Fig. 6: Increased oxidative stress in the retinas of Pitx2^KI mice.

A–C Mean levels of SOD (A) and GSH-Px (B) activities, MDA (C) content in the Pitx2^WT (n = 13) and Pitx2^KI (n = 11) retinas. Individual values are shown by dots in the histogram. D ROS activity measured by DHE staining; the red staining is positive for ROS content. Nuclei were counter-stained with DAPI (blue). Scale bars: 200 μm. High-magnification images of boxed areas are shown in the lower panel. Scale bars: 25 μm. E Quantification of the fluorescence intensity of DHE staining (n = 9). F Representative confocal microscopy images of immunofluorescent staining of NRF2 (oxidative stress regulator, red) and DAPI (blue) in retina sections from 5-week-old mice. Scale bar: 25 μm. G Representative immunoblots of 5-week-old retinal lysates from Pitx2^WT and Pitx2^KI mice stained for NRF2. β-actin was used as the loading control. Uncropped immunoblotting images are shown in Fig.
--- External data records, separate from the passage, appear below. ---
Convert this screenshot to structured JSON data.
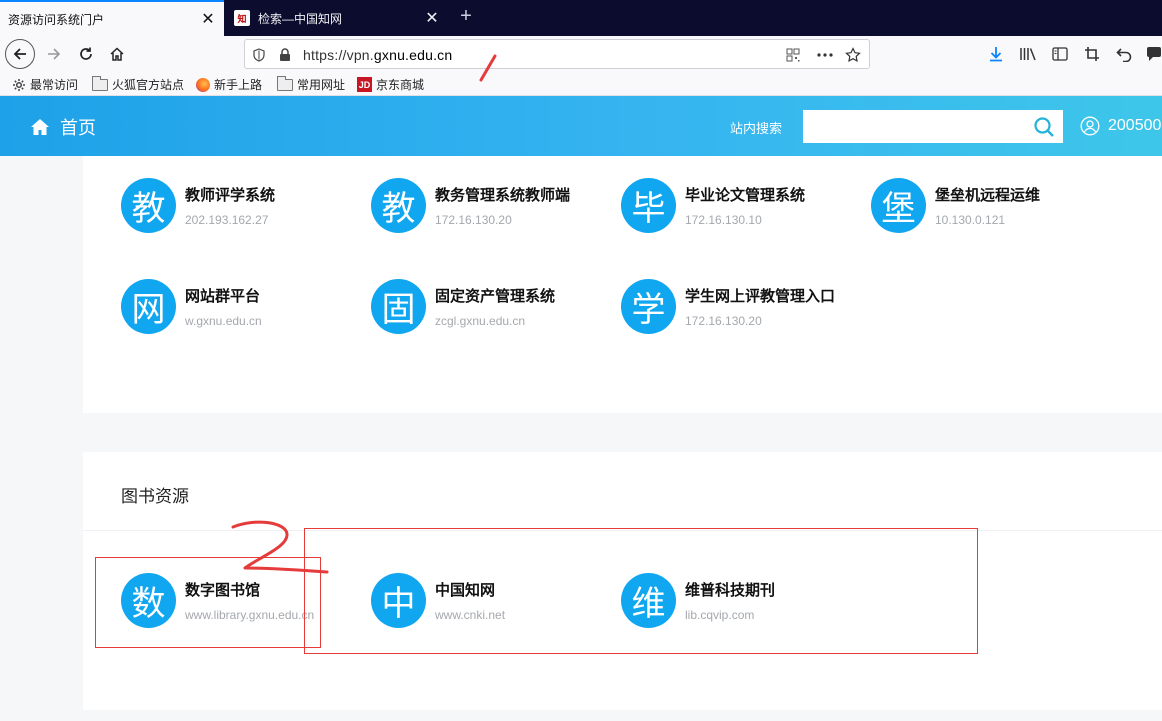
{
  "browser": {
    "tabs": [
      {
        "title": "资源访问系统门户",
        "active": true
      },
      {
        "title": "检索—中国知网",
        "active": false,
        "favicon_text": "知"
      }
    ],
    "url_prefix": "https://vpn.",
    "url_domain": "gxnu.edu.cn",
    "bookmarks": [
      "最常访问",
      "火狐官方站点",
      "新手上路",
      "常用网址",
      "京东商城"
    ],
    "jd_icon_text": "JD"
  },
  "header": {
    "home_label": "首页",
    "search_label": "站内搜索",
    "search_value": "",
    "user_id": "200500"
  },
  "systems": [
    {
      "glyph": "教",
      "name": "教师评学系统",
      "address": "202.193.162.27"
    },
    {
      "glyph": "教",
      "name": "教务管理系统教师端",
      "address": "172.16.130.20"
    },
    {
      "glyph": "毕",
      "name": "毕业论文管理系统",
      "address": "172.16.130.10"
    },
    {
      "glyph": "堡",
      "name": "堡垒机远程运维",
      "address": "10.130.0.121"
    },
    {
      "glyph": "网",
      "name": "网站群平台",
      "address": "w.gxnu.edu.cn"
    },
    {
      "glyph": "固",
      "name": "固定资产管理系统",
      "address": "zcgl.gxnu.edu.cn"
    },
    {
      "glyph": "学",
      "name": "学生网上评教管理入口",
      "address": "172.16.130.20"
    }
  ],
  "library": {
    "title": "图书资源",
    "items": [
      {
        "glyph": "数",
        "name": "数字图书馆",
        "address": "www.library.gxnu.edu.cn"
      },
      {
        "glyph": "中",
        "name": "中国知网",
        "address": "www.cnki.net"
      },
      {
        "glyph": "维",
        "name": "维普科技期刊",
        "address": "lib.cqvip.com"
      }
    ]
  },
  "colors": {
    "tabbar": "#0c0c2e",
    "accent": "#10a7f0",
    "header_start": "#1ea1e8",
    "header_end": "#3ec6ea",
    "annotation": "#e53b3b"
  }
}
S12. H Quantification of immunoblots of retina lysates from Pitx2^WT and Pitx2^KI mutant mice. NRF2 level (normalized to control) in retinas from mutant mice was elevated compared with levels in control mice (n = 9). ONL, outer nuclear layer; INL, inner nuclear layer; GCL, ganglion cell layer. *P < 0.05; **P < 0.01; ***P < 0.001. The data are presented as mean ± SEM.